As a military man who has given half a century of active Service, I say in all sincerity that the nuclear arms race has no military purpose. Wars cannot be fought with nuclear weapons. Their existence only adds to our perils because of the illusions which they have generated. There are powerful voices around the world who still give evidence to the old Roman precept—if you desire peace, prepare for war. This is absolute nuclear nonsense.

 
Louis Mountbatten
 

I speak of peace because of the new face of war. Total war makes no sense in an age when great powers can maintain large and relatively invulnerable nuclear forces and refuse to surrender without resort to those forces. It makes no sense in an age when a single nuclear weapon contains almost ten times the explosive force delivered by all the allied air forces in the Second World War. It makes no sense in an age when the deadly poisons produced by a nuclear exchange would be carried by wind and water and soil and seed to the far corners of the globe and to generations yet unborn. Today the expenditure of billions of dollars every year on weapons acquired for the purpose of making sure we never need to use them is essential to keeping the peace. But surely the acquisition of such idle stockpiles—which can only destroy and never create—is not the only, much less the most efficient, means of assuring peace. I speak of peace, therefore, as the necessary rational end of rational men. I realize that the pursuit of peace is not as dramatic as the pursuit of war—and frequently the words of the pursuer fall on deaf ears.

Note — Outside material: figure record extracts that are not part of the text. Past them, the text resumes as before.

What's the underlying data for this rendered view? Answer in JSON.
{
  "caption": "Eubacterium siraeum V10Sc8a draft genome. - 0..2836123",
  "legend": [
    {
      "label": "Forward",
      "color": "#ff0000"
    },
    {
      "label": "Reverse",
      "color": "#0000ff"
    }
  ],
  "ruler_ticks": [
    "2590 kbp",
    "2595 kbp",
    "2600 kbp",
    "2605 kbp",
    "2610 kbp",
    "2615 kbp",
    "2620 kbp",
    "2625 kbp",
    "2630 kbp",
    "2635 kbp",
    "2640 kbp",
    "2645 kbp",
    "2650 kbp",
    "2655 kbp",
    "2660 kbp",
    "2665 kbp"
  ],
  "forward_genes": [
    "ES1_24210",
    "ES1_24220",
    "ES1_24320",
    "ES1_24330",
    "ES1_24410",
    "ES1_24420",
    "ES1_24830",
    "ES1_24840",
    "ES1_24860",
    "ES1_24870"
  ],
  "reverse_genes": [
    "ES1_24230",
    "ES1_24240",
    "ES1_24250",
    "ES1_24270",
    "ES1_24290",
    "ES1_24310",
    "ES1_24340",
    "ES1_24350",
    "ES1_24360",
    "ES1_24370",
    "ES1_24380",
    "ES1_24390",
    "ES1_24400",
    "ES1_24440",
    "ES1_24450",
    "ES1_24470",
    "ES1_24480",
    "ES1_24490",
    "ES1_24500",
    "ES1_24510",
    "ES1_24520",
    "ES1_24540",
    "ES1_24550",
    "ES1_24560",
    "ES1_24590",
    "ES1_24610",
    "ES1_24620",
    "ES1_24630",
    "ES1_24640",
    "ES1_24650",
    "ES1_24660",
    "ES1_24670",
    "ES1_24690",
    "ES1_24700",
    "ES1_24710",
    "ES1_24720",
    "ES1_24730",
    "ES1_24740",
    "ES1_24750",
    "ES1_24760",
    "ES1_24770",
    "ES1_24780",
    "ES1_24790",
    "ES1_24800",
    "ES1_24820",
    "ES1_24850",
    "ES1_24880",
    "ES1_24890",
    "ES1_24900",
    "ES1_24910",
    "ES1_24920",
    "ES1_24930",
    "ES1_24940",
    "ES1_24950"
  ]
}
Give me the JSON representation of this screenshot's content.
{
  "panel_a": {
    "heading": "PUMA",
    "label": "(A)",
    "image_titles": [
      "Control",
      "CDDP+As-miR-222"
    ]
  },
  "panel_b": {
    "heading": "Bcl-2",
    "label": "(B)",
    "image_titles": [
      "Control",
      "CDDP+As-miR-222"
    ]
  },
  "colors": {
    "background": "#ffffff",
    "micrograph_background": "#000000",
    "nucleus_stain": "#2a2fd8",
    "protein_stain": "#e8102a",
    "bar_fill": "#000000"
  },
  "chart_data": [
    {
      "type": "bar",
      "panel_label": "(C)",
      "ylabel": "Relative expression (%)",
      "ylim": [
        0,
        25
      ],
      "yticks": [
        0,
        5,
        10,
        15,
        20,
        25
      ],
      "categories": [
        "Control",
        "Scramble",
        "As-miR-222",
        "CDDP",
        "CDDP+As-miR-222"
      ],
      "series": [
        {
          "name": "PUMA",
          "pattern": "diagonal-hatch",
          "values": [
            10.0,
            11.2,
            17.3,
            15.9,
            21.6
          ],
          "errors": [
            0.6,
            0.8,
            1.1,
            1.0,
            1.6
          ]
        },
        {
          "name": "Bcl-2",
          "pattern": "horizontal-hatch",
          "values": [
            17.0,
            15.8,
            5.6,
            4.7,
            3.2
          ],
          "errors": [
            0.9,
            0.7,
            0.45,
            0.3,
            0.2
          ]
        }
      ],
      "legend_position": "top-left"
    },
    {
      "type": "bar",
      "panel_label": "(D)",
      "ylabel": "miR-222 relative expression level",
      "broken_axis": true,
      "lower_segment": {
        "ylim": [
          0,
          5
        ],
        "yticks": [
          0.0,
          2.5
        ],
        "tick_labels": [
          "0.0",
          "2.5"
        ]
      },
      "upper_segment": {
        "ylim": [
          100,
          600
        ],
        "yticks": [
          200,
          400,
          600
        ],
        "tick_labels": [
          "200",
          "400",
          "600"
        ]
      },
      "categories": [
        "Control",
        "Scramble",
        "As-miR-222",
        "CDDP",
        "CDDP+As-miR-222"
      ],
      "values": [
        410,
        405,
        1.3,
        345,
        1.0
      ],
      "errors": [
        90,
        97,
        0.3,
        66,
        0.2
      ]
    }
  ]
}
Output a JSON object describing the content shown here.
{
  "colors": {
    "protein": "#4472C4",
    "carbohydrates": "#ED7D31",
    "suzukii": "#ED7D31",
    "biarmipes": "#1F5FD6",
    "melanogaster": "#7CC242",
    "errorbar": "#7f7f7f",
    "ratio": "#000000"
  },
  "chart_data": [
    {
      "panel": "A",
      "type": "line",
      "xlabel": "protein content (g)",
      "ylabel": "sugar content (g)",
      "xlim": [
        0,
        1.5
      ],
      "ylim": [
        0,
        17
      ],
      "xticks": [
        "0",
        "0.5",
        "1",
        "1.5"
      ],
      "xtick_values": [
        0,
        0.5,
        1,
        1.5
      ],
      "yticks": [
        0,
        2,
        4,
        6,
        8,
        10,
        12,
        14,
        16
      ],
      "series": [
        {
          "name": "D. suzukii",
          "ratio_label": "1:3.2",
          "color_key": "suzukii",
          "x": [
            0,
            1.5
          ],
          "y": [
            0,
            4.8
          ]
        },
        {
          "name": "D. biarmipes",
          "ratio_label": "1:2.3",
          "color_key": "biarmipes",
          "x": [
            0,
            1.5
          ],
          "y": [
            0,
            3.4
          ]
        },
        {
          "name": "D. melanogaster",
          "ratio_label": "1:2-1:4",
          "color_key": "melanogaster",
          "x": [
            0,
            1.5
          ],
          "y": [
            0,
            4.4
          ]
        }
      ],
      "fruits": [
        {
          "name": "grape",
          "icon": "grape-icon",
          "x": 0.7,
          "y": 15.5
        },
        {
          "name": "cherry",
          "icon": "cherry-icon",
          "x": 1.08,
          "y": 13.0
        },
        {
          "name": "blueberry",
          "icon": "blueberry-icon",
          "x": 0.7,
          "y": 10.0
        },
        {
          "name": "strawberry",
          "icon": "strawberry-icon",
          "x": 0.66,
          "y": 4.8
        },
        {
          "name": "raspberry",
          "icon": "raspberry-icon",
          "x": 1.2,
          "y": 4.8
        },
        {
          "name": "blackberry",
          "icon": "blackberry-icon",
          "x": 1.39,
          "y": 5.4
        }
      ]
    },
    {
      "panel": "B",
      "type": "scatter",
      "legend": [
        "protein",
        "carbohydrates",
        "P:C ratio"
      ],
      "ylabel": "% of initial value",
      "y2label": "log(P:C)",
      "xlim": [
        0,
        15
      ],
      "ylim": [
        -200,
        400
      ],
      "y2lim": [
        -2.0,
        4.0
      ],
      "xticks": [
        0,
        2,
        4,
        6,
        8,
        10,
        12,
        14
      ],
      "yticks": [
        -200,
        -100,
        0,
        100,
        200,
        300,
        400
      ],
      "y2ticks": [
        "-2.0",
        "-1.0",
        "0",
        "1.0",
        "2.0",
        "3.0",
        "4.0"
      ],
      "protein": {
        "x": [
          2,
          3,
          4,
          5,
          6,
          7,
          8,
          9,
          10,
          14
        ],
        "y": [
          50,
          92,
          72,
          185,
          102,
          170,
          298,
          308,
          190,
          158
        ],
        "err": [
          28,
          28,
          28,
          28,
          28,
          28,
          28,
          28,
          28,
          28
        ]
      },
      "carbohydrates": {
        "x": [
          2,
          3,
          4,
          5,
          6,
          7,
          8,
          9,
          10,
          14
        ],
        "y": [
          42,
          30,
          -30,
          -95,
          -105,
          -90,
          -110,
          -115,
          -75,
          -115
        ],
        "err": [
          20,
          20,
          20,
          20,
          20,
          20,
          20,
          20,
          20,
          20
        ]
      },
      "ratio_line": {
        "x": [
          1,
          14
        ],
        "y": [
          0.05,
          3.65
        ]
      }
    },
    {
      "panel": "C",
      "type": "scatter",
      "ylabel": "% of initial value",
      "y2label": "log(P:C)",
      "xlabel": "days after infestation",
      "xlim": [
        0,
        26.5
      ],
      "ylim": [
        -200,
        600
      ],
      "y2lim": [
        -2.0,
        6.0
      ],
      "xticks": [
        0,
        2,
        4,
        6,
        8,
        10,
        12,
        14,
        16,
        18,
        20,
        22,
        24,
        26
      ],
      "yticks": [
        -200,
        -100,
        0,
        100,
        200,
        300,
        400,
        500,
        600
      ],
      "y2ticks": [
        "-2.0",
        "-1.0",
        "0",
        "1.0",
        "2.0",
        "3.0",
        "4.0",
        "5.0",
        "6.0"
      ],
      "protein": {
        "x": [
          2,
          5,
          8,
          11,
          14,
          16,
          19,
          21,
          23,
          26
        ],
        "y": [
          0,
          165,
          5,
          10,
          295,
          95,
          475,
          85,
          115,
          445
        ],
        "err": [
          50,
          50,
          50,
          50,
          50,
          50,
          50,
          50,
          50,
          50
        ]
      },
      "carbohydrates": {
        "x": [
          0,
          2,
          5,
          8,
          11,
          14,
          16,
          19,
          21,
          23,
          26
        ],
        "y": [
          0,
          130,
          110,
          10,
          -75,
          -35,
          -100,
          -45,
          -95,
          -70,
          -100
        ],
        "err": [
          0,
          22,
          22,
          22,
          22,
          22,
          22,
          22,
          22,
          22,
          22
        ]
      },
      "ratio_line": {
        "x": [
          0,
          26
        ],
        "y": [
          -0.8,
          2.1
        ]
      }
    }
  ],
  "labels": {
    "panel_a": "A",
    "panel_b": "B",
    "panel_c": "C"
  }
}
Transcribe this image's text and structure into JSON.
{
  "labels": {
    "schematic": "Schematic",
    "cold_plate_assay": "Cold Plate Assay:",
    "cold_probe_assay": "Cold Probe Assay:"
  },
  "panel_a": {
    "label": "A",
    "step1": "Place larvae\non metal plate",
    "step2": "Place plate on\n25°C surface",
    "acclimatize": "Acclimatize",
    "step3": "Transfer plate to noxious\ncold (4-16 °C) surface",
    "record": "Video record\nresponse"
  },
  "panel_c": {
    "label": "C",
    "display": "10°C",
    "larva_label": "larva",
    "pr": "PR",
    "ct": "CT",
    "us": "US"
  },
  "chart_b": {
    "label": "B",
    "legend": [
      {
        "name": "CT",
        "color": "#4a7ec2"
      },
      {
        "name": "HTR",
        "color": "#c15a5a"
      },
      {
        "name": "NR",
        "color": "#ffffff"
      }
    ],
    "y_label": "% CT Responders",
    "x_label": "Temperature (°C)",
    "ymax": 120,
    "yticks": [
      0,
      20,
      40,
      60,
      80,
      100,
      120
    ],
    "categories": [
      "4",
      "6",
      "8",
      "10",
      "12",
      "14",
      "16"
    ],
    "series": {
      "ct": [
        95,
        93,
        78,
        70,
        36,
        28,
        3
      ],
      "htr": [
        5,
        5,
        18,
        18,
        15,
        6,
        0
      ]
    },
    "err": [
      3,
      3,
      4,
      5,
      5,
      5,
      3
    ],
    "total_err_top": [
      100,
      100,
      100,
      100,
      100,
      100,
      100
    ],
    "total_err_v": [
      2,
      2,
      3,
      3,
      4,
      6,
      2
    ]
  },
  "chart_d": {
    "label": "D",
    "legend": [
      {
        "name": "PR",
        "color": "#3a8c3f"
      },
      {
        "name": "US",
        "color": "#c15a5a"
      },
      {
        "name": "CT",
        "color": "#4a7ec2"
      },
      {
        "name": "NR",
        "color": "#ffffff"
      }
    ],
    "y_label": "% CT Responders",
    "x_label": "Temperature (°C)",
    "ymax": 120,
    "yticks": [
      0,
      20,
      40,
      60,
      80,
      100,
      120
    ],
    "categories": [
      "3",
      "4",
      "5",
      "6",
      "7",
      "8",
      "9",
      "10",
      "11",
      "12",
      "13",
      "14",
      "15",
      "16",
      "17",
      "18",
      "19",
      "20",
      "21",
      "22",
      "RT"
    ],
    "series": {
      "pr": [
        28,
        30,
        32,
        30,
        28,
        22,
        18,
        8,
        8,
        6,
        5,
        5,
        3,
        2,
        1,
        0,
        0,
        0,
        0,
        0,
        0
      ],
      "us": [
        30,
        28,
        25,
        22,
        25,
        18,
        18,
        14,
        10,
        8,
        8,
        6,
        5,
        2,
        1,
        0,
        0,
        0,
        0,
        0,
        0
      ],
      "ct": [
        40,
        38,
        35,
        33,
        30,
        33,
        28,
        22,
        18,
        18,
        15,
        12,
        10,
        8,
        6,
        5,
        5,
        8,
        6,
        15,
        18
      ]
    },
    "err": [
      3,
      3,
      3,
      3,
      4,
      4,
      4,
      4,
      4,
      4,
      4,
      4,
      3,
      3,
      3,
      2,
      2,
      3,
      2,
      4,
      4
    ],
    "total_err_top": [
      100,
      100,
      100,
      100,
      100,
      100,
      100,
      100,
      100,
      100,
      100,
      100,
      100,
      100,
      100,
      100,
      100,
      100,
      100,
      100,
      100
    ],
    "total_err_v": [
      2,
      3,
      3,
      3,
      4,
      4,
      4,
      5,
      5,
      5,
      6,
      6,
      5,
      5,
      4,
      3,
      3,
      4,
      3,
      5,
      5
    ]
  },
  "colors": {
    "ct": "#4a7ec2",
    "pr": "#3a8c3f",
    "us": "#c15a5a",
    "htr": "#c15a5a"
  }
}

But we have no more urgent task.

 
John F. Kennedy
 

Combatting the nuclear threat has been our exclusive preoccupation, since we are dedicated to the proposition that to insure the conditions of life, we must prevent the conditions of death. Ultimately, we believe people must come to terms with the fact that the struggle is not between different national destinies, between opposing ideologies, but rather between catastrophe and survival. All nations share a linked destiny; nuclear weapons are their shared enemy.